SNIA Developer Conference September 15-17, 2025 | Santa Clara, CA
High-performance computing data centers supporting large-scale simulation applications can routinely generate a large amount of data. To minimize time-to-result, it is crucial that this data be promptly absorbed, processed, and potentially even multidimensionally indexed so that it can be efficiently retrieved when the scientists need it for insights. Currently, despite a transition from HDDs to using all-flash based storage systems in hot storage tiers for a boost in raw storage bandwidth as many recently deployed systems have done, bottlenecks still exist due to legacy software, severe server CPU and memory bandwidth limitations for certain data-intensive operations, and excessive data movement. Computational storage, with its ability to map and distribute storage functions to various computing units along the data processing path, offers opportunities to overcome existing storage system bottlenecks to vastly improve performance and cost. In this talk, we will discuss various computational storage efforts carried out at Los Alamos National Laboratory in collaboration with partners including Aeon Computing, Eideticom, NVIDIA, SK hynix, and Seagate. We will explore topics like transparent ZFS I/O pipeline offloads, analytics acceleration with flash key-value based storage devices, and in-drive SQL like query processing in an erasure coded data lake tier. We will then conclude by discussing lessons learned, next steps, and the need for an open, standards-based approach for computational storage in the form of an object storage system to ease development, adoption, and innovation.
Large-scale simulations at Los Alamos can produce petabytes of data per timestep, yet the scientific focus often lies in narrow regions of interest—like a wildfire’s leading edge. Traditional HPC tools read entire datasets to extract these key features, resulting in significant inefficiencies in time, energy, and resource usage. To address this, Los Alamos—in collaboration with Hammerspace and SK hynix—is leveraging computational storage to process data closer to its source, enabling selective access to high-value information. This talk introduces a new pushdown architecture for pNFS, built on open-source tools such as Presto, DuckDB, Substrait, and Apache Arrow. It distributes complex query execution across application and storage layers, significantly reducing data movement, easing the load on downstream analytics systems, and allowing large-scale analysis on modest platforms—even laptops—while accelerating time to insight.
An important enabler of this design is the ability for pNFS clients to identify which pNFS data server holds a given file, allowing queries to be routed correctly. Complementing this is a recent Linux kernel enhancement that transparently localizes remote pNFS reads when a file is detected to be local. Together, these capabilities enable efficient query offload without exposing application code to internal filesystem structures—preserving abstraction boundaries and enforcing standard POSIX permissions. We demonstrate this architecture in a real-world scientific visualization pipeline, modified to leverage pushdown to query large-scale simulation data stored in Parquet, a popular columnar format the lab is adopting for its future workloads. We conclude with key performance results and future opportunities.

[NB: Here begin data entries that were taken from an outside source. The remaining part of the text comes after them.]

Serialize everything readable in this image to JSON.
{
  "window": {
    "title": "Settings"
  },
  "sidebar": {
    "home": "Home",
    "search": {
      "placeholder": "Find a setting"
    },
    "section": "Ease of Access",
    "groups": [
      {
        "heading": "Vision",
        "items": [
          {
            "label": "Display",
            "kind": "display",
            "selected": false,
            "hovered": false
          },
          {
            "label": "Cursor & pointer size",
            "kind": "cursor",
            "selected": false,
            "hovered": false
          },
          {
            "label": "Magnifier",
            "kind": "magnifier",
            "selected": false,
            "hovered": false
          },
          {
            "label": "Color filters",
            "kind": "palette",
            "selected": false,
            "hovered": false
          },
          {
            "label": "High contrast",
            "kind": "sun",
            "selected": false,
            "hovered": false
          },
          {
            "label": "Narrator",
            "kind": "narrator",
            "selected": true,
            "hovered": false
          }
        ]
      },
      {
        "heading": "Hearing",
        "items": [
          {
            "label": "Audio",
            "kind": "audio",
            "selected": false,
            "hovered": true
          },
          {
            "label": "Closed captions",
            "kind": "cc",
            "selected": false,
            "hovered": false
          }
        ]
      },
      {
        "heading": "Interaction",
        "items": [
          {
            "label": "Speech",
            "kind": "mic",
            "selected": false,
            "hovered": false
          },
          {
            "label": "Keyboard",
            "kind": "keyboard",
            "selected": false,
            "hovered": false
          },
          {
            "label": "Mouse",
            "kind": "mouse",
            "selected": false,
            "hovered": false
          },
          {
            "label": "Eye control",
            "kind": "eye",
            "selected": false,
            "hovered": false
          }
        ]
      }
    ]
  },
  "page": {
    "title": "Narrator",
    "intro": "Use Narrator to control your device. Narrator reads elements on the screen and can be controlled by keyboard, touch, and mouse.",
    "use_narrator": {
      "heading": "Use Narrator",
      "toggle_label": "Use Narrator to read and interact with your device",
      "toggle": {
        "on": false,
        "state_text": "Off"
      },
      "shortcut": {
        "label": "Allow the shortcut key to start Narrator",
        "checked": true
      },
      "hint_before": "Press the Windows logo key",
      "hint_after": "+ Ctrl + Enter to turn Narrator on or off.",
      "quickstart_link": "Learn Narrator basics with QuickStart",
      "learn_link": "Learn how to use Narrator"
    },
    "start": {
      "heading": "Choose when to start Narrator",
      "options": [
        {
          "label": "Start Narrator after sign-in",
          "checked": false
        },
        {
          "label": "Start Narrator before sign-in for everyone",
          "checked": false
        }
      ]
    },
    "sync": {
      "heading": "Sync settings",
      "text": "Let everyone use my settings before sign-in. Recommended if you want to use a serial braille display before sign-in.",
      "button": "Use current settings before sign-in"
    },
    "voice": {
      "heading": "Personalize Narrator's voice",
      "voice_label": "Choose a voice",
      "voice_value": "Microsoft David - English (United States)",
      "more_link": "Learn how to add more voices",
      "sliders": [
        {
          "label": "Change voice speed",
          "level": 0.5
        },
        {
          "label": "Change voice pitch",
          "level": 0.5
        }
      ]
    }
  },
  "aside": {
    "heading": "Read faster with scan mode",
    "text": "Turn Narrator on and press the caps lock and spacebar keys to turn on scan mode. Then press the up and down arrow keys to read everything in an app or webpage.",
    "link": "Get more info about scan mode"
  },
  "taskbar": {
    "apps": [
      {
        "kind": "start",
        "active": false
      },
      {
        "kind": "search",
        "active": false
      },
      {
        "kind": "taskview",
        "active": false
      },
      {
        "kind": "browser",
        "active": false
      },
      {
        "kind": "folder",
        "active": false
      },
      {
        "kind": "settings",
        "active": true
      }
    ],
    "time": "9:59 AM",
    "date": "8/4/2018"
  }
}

While a host has been able to address NVMe device memory using Controller Memory Buffer (CMB) and Persistent Memory Region (PMR), that memory has never been addressable by NVMe commands. NVMe introduced the Subsystem Local Memory IO Command Set (SLM), which allowed NVMe device memory to be addressable by NVMe commands; however, this memory could not be addressed by the host using host memory addresses. A new technical proposal is being developed by NVM Express that would allow SLM to be assigned to a host memory address range. We will describe the architecture of this new NVMe feature and discuss the benefits and use cases that host addressable SLM enables.
Storage systems leverage data transformations such as compression, checksums, and erasure coding. These transformations are necessary to save on capacity and protect against data loss. These transformations however are both memory bandwidth and CPU intensive. This is leading to a large disparity between the performance from the storage software layers and the storage devices backing the data. This disparity only continues to grow as NVMe devices provide increasing bandwidth with each new PCIe generation. Computational storage devices (accelerators) provide a path forward by offloading these resource intensive transformations to hardware designed to accelerate operations.
However, integrating these devices in storage system software stacks has been a challenge: Each accelerator has its own custom API that must be integrated directly into the storage software. This leads to challenges in supporting different accelerators and maintaining custom code for each. This challenge has been solved by the Data Processing Unit Services Module (DPUSM) kernel module that provides a uniform API for storage software stacks to communicate with any accelerator. The storage software layers leverage the DPUSM API, and accelerator vendors can write code specific to their device through the API. This separation allows for accelerators to seamlessly integrate with storage system software. This talk will highlight how the DPUSM is being leveraged with the Zettabyte File System (ZFS) through the ZFS Interface for Accelerators (Z.I.A.). ZFS can now use different accelerators for data transformations that can lead to a 16x speed up in performance.